Even though I was a women’s studies major in college (not in the Dark Ages, mind you, but definitely last century), I never came upon the term “intersectionality” until a few years ago. Like the social model of disability, the concept was a revelation to me.
I’ll spare you the academic jargon and go with a pragmatic definition. Intersectionality is the idea that our various points of identity — race, gender, socioeconomic status, etc. — interact and intersect, and can’t be neatly divided from each other.
This is important for several reasons. One, the theory avoids easy rhetoric that binds people together simply on the basis of one attribute. Second Wave feminism in the 1960s and 1970s, for instance, was fond of a universal “sisterhood is powerful” message that ignored the real-life differences between affluent white feminists and working-class feminists of color. Today’s intersectionalist movement, by comparison, sees those differences as crucial facts that can’t be swept under the rug.

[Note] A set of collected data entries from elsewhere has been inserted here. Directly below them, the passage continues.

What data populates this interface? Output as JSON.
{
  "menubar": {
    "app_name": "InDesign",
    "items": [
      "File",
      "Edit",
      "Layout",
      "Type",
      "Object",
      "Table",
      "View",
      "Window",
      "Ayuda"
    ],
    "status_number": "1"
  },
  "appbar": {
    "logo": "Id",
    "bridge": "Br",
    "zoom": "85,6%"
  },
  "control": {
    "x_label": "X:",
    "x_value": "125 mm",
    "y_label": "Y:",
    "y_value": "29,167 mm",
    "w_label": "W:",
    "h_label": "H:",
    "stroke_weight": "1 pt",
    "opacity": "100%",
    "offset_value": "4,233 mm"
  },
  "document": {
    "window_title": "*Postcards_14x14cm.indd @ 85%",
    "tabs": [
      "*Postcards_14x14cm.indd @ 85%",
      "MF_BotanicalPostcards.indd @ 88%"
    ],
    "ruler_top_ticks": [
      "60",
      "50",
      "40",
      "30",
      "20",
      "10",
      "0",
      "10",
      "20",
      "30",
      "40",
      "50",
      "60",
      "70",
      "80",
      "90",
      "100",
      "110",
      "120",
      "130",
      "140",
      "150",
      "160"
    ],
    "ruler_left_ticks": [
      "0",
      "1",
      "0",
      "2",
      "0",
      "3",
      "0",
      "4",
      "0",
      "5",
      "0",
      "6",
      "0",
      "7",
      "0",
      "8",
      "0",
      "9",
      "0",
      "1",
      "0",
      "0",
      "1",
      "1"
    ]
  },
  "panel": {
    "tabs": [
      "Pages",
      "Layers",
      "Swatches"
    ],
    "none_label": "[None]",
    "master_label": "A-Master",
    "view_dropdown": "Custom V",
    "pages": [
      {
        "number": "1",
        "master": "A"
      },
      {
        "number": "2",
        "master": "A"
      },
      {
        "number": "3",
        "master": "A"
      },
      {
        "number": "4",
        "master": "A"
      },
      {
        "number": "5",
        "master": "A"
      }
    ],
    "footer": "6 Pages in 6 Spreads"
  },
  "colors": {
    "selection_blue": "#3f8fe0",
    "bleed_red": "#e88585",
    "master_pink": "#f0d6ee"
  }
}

Another reason why intersectionality is important: it drives home the point that we are all simultaneously oppressed and privileged in relation to others. This is especially important to remember when speaking as a member of a movement in which you may be more privileged than the majority.
Intersectionality may sound like a hyper-erudite, professors-need-only-apply term, but it keeps me mindful in my words and deeds as a grassroots activist, and for that I appreciate it greatly.